Some of the common symptoms of cervical dystonia include the following:

  • Chin pulled toward shoulder
  • Ear pulled toward shoulder
  • Chin pulled straight up
  • Chin pulled straight down
  • Severe headaches
  • Neck pain that can radiate into the shoulders
  • Head tremours

What causes cervical dystonia?

Generally, cervical dystonia is categorized into primary and secondary cervical dystonia. Primary cervical dystonia typically has genetic causes and arises due to abnormalities in the brain region called basal ganglia responsible for initiating muscle movement. Secondary cervical dystonia occurs as a result of another medical condition, such as stroke, Parkinson’s disease or traumatic brain injury.

Cervical dystonia and headaches

Cervical dystonia can also cause headaches and migraines, which are thought to be caused by abnormal contractions of head and neck muscles. Moreover, studies show that a type of headache called cervicogenic headache is also common in individuals suffering from tremours in cervical dystonia. In cervicogenic headaches, the pain begins in the neck and the back of the head and radiates towards the front of the head.

Muscle spasms caused by cervical dystonia can serve as triggers for migraine headaches. Moreover, degeneration of the spine and irritation of nerve roots caused by cervical dystonia can also cause frequent headaches.
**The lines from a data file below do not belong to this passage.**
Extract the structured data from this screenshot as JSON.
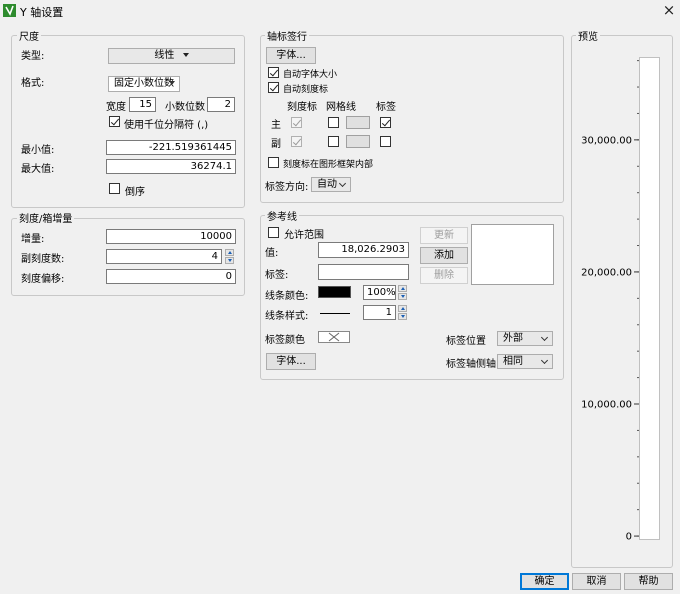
{
  "window": {
    "title": "Y 轴设置",
    "close_icon": "×"
  },
  "scale": {
    "group_label": "尺度",
    "type_label": "类型:",
    "type_value": "线性",
    "format_label": "格式:",
    "format_value": "固定小数位数",
    "width_label": "宽度",
    "width_value": "15",
    "decimals_label": "小数位数",
    "decimals_value": "2",
    "thousands_label": "使用千位分隔符 (,)",
    "thousands_checked": true,
    "min_label": "最小值:",
    "min_value": "-221.519361445",
    "max_label": "最大值:",
    "max_value": "36274.1",
    "reverse_label": "倒序",
    "reverse_checked": false
  },
  "ticks": {
    "group_label": "刻度/箱增量",
    "increment_label": "增量:",
    "increment_value": "10000",
    "minor_label": "副刻度数:",
    "minor_value": "4",
    "offset_label": "刻度偏移:",
    "offset_value": "0"
  },
  "axis_labels": {
    "group_label": "轴标签行",
    "font_button": "字体...",
    "auto_font_label": "自动字体大小",
    "auto_font_checked": true,
    "auto_ticks_label": "自动刻度标",
    "auto_ticks_checked": true,
    "col_ticks": "刻度标",
    "col_grid": "网格线",
    "col_label": "标签",
    "row_major": "主",
    "row_minor": "副",
    "inside_frame_label": "刻度标在图形框架内部",
    "inside_frame_checked": false,
    "orientation_label": "标签方向:",
    "orientation_value": "自动"
  },
  "reference_line": {
    "group_label": "参考线",
    "allow_range_label": "允许范围",
    "allow_range_checked": false,
    "value_label": "值:",
    "value": "18,026.2903",
    "label_label": "标签:",
    "label_value": "",
    "line_color_label": "线条颜色:",
    "line_color": "#000000",
    "opacity_value": "100%",
    "line_style_label": "线条样式:",
    "line_width_value": "1",
    "label_color_label": "标签颜色",
    "label_color_icon": "x-swatch-icon",
    "font_button": "字体...",
    "label_pos_label": "标签位置",
    "label_pos_value": "外部",
    "label_side_label": "标签轴侧轴",
    "label_side_value": "相同",
    "update_button": "更新",
    "add_button": "添加",
    "delete_button": "删除"
  },
  "preview": {
    "group_label": "预览",
    "tick_labels": [
      "30,000.00",
      "20,000.00",
      "10,000.00",
      "0"
    ],
    "tick_values": [
      30000,
      20000,
      10000,
      0
    ],
    "axis_min": -221.519361445,
    "axis_max": 36274.1,
    "minor_ticks": 4
  },
  "footer": {
    "ok": "确定",
    "cancel": "取消",
    "help": "帮助"
  }
}
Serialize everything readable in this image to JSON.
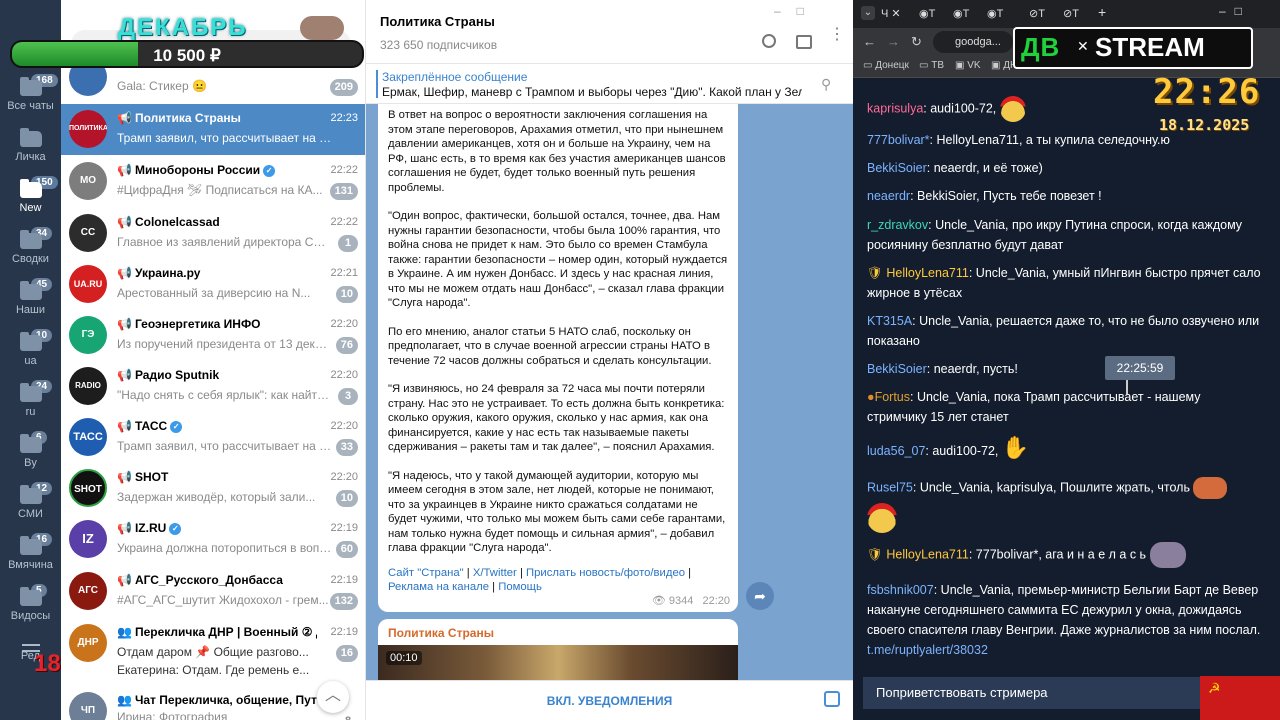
{
  "rail": {
    "folders": [
      {
        "label": "Все чаты",
        "badge": "168"
      },
      {
        "label": "Личка",
        "badge": ""
      },
      {
        "label": "New",
        "badge": "150"
      },
      {
        "label": "Сводки",
        "badge": "34"
      },
      {
        "label": "Наши",
        "badge": "45"
      },
      {
        "label": "ua",
        "badge": "10"
      },
      {
        "label": "ru",
        "badge": "24"
      },
      {
        "label": "By",
        "badge": "6"
      },
      {
        "label": "СМИ",
        "badge": "12"
      },
      {
        "label": "Вмячина",
        "badge": "16"
      },
      {
        "label": "Видосы",
        "badge": "5"
      },
      {
        "label": "Ред",
        "badge": ""
      }
    ],
    "age_label": "18+"
  },
  "overlay": {
    "month": "ДЕКАБРЬ",
    "money": "10 500 ₽",
    "goal_progress": 0.36
  },
  "chatlist": {
    "rows": [
      {
        "name": "",
        "preview": "Gala: Стикер 😐",
        "time": "",
        "count": "209",
        "avatar_text": "",
        "avatar_color": "#3b6fb0",
        "verified": false,
        "channel": false
      },
      {
        "name": "Политика Страны",
        "preview": "Трамп заявил, что рассчитывает на быст...",
        "time": "22:23",
        "count": "",
        "avatar_text": "ПОЛИТИКА",
        "avatar_color": "#b3142a",
        "verified": false,
        "channel": true
      },
      {
        "name": "Минобороны России",
        "preview": "#ЦифраДня 🛩 Подписаться на КА...",
        "time": "22:22",
        "count": "131",
        "avatar_text": "МО",
        "avatar_color": "#7d7d7d",
        "verified": true,
        "channel": true
      },
      {
        "name": "Colonelcassad",
        "preview": "Главное из заявлений директора СВР Р...",
        "time": "22:22",
        "count": "1",
        "avatar_text": "CC",
        "avatar_color": "#2c2c2c",
        "verified": false,
        "channel": true
      },
      {
        "name": "Украина.ру",
        "preview": "Арестованный за диверсию на N...",
        "time": "22:21",
        "count": "10",
        "avatar_text": "UA.RU",
        "avatar_color": "#d42020",
        "verified": false,
        "channel": true
      },
      {
        "name": "Геоэнергетика ИНФО",
        "preview": "Из поручений президента от 13 декаб...",
        "time": "22:20",
        "count": "76",
        "avatar_text": "ГЭ",
        "avatar_color": "#17a673",
        "verified": false,
        "channel": true
      },
      {
        "name": "Радио Sputnik",
        "preview": "\"Надо снять с себя ярлык\": как найти ...",
        "time": "22:20",
        "count": "3",
        "avatar_text": "RADIO",
        "avatar_color": "#1d1d1d",
        "verified": false,
        "channel": true
      },
      {
        "name": "ТАСС",
        "preview": "Трамп заявил, что рассчитывает на б...",
        "time": "22:20",
        "count": "33",
        "avatar_text": "ТАСС",
        "avatar_color": "#1f5db1",
        "verified": true,
        "channel": true
      },
      {
        "name": "SHOT",
        "preview": "Задержан живодёр, который зали...",
        "time": "22:20",
        "count": "10",
        "avatar_text": "SHOT",
        "avatar_color": "#111111",
        "verified": false,
        "channel": true
      },
      {
        "name": "IZ.RU",
        "preview": "Украина должна поторопиться в вопро...",
        "time": "22:19",
        "count": "60",
        "avatar_text": "IZ",
        "avatar_color": "#5a3fa8",
        "verified": true,
        "channel": true
      },
      {
        "name": "АГС_Русского_Донбасса",
        "preview": "#АГС_АГС_шутит Жидохохол - грем...",
        "time": "22:19",
        "count": "132",
        "avatar_text": "АГС",
        "avatar_color": "#8a1a10",
        "verified": false,
        "channel": true
      },
      {
        "name": "Перекличка ДНР | Военный ② До...",
        "preview": "Отдам даром 📌 Общие разгово...",
        "preview2": "Екатерина: Отдам. Где ремень е...",
        "time": "22:19",
        "count": "16",
        "avatar_text": "ДНР",
        "avatar_color": "#c9731a",
        "verified": false,
        "channel": false
      },
      {
        "name": "Чат Перекличка, общение, Путил...",
        "preview": "Ирина: Фотография",
        "time": "",
        "count": "8",
        "avatar_text": "ЧП",
        "avatar_color": "#6d7f96",
        "verified": false,
        "channel": false
      }
    ]
  },
  "chat": {
    "title": "Политика Страны",
    "subscribers": "323 650 подписчиков",
    "pinned_label": "Закреплённое сообщение",
    "pinned_text": "Ермак, Шефир, маневр с Трампом и выборы через \"Дию\". Какой план у Зеленс...",
    "paragraphs": [
      "В ответ на вопрос о вероятности заключения соглашения на этом этапе переговоров, Арахамия отметил, что при нынешнем давлении американцев, хотя он и больше на Украину, чем на РФ, шанс есть, в то время как без участия американцев шансов соглашения не будет, будет только военный путь решения проблемы.",
      "\"Один вопрос, фактически, большой остался, точнее, два. Нам нужны гарантии безопасности, чтобы была 100% гарантия, что война снова не придет к нам. Это было со времен Стамбула также: гарантии безопасности – номер один, который нуждается в Украине. А им нужен Донбасс. И здесь у нас красная линия, что мы не можем отдать наш Донбасс\", – сказал глава фракции \"Слуга народа\".",
      "По его мнению, аналог статьи 5 НАТО слаб, поскольку он предполагает, что в случае военной агрессии страны НАТО в течение 72 часов должны собраться и сделать консультации.",
      "\"Я извиняюсь, но 24 февраля за 72 часа мы почти потеряли страну. Нас это не устраивает. То есть должна быть конкретика: сколько оружия, какого оружия, сколько у нас армия, как она финансируется, какие у нас есть так называемые пакеты сдерживания – ракеты там и так далее\", – пояснил Арахамия.",
      "\"Я надеюсь, что у такой думающей аудитории, которую мы имеем сегодня в этом зале, нет людей, которые не понимают, что за украинцев в Украине никто сражаться солдатами не будет чужими, что только мы можем быть сами себе гарантами, нам только нужна будет помощь и сильная армия\", – добавил глава фракции \"Слуга народа\"."
    ],
    "links": [
      "Сайт \"Страна\"",
      "X/Twitter",
      "Прислать новость/фото/видео",
      "Реклама на канале",
      "Помощь"
    ],
    "views": "9344",
    "time": "22:20",
    "next_author": "Политика Страны",
    "video_time": "00:10",
    "notify_label": "ВКЛ. УВЕДОМЛЕНИЯ"
  },
  "browser": {
    "tabs": [
      "Ч",
      "Т",
      "Т",
      "Т",
      "Т",
      "Т"
    ],
    "url": "goodga...",
    "bookmarks": [
      "Донецк",
      "ТВ",
      "VK",
      "ДН"
    ],
    "logo_left": "ДВ",
    "logo_right": "STREAM",
    "clock": "22:26",
    "date": "18.12.2025",
    "tooltip": "22:25:59",
    "greet": "Поприветствовать стримера",
    "messages": [
      {
        "nick": "kaprisulya",
        "text": "audi100-72,"
      },
      {
        "nick": "777bolivar*",
        "text": "HelloyLena711, а ты купила селедочну.ю"
      },
      {
        "nick": "BekkiSoier",
        "text": "neaerdr, и её тоже)"
      },
      {
        "nick": "neaerdr",
        "text": "BekkiSoier, Пусть тебе повезет !"
      },
      {
        "nick": "r_zdravkov",
        "text": "Uncle_Vania, про икру Путина спроси, когда каждому росиянину безплатно будут дават"
      },
      {
        "nick": "HelloyLena711",
        "text": "Uncle_Vania, умный пИнгвин быстро прячет сало жирное в утёсах"
      },
      {
        "nick": "KT315A",
        "text": "Uncle_Vania, решается даже то, что не было озвучено или показано"
      },
      {
        "nick": "BekkiSoier",
        "text": "neaerdr, пусть!"
      },
      {
        "nick": "Fortus",
        "text": "Uncle_Vania, пока Трамп рассчитывает - нашему стримчику 15 лет станет"
      },
      {
        "nick": "luda56_07",
        "text": "audi100-72,"
      },
      {
        "nick": "Rusel75",
        "text": "Uncle_Vania, kaprisulya, Пошлите жрать, чтоль"
      },
      {
        "nick": "HelloyLena711",
        "text": "777bolivar*, ага и н а е л а с ь"
      },
      {
        "nick": "fsbshnik007",
        "text": "Uncle_Vania, премьер-министр Бельгии Барт де Вевер накануне сегодняшнего саммита ЕС дежурил у окна, дожидаясь своего спасителя главу Венгрии. Даже журналистов за ним послал.",
        "link": "t.me/ruptlyalert/38032"
      }
    ]
  }
}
What is the treatment for cervical dystonia?

There is no single successful treatment option that can be successful for all affected individuals. Most treatments for this condition are aimed to relieve muscle spasms, unnatural postures and associated pain.

Some of the treatments for cervical dystonia include the following:

Botulinum toxin A injections

Botulinum toxin A is a protein produced by the bacterium Clostridium botulinum and its related species. When injected into affected regions, this toxin can block signal transmission from nerves to muscles, providing muscle relaxation.
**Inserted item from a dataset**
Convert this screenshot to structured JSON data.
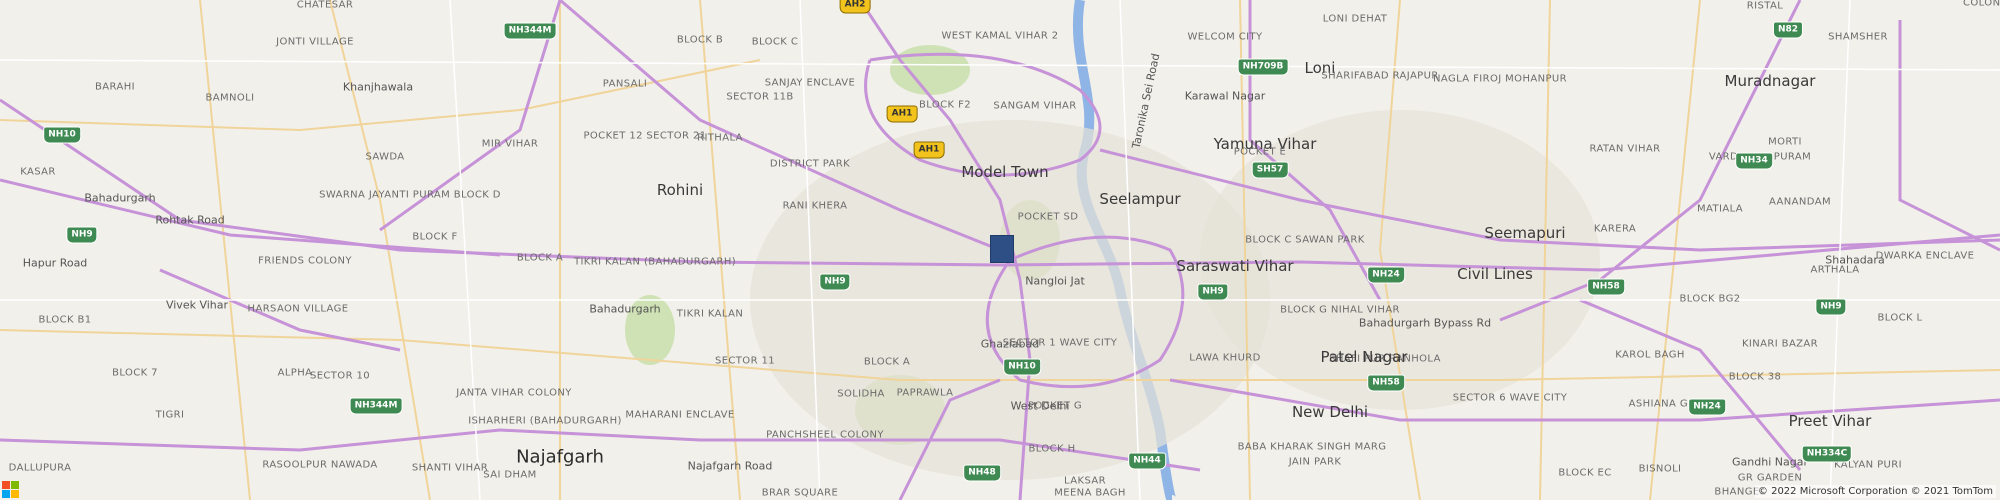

The effects of botulinum toxin A injection on the contracted muscles begins approximately 2-3 days after the injection and provides relief for approximately 2-6 months. Subsequently, when the effect of botulinum toxin A wears off, cervical dystonia symptoms come back and another injection is needed for sustained effect.

Physical therapy

Working with a physical therapist can help individuals suffering from cervical dystonia identify specific physical exercises that can safely relieve the symptoms while relaxing and strengthening the muscles. Physical therapy can help patients with cervical dystonia by improving flexibility. Physical therapists can also help individuals suffering from cervical dystonia identify the movements which worsen their spasms and movements which relieve them.

When used in combination with other treatments, such as botulinum toxin A injections, physical therapy can help individuals suffering from this condition achieve relief and improve their quality of life. There are also certain “tricks” which may provide relief from spasms, including lightly touching the chin, cheek, upper face, or back of the head on the opposite side of the spasm.

Surgical procedures

If less invasive treatment is not effective, surgical procedures can be used to treat cervical dystonia as well. Deep brain stimulation is a surgical procedure where a thin wire is inserted into the brain and placed in the region of the brain that controls movement. The wire is used to deliver small electrical pulses aimed to interrupt the nerve signals causing abnormal muscle contractions and head positioning.

Another surgical procedure that can be used in cervical dystonia treatment is selective peripheral denervation. This procedure involves cutting the nerves which innervate the dystonic muscles. Although this treatment option can be effective, it involves a long rehabilitation period and some risk of unwanted side effects.

Complementary therapies

Individuals affected by cervical dystonia also may be at increased risk for depression and anxiety. Therefore, addressing any emotional and mental health issues can play an important role in the treatment of this condition. Regular relaxation practices, such as yoga, meditation and biofeedback can help individuals suffering from cervical dystonia get relief from discomfort, pain, and improve their quality of life.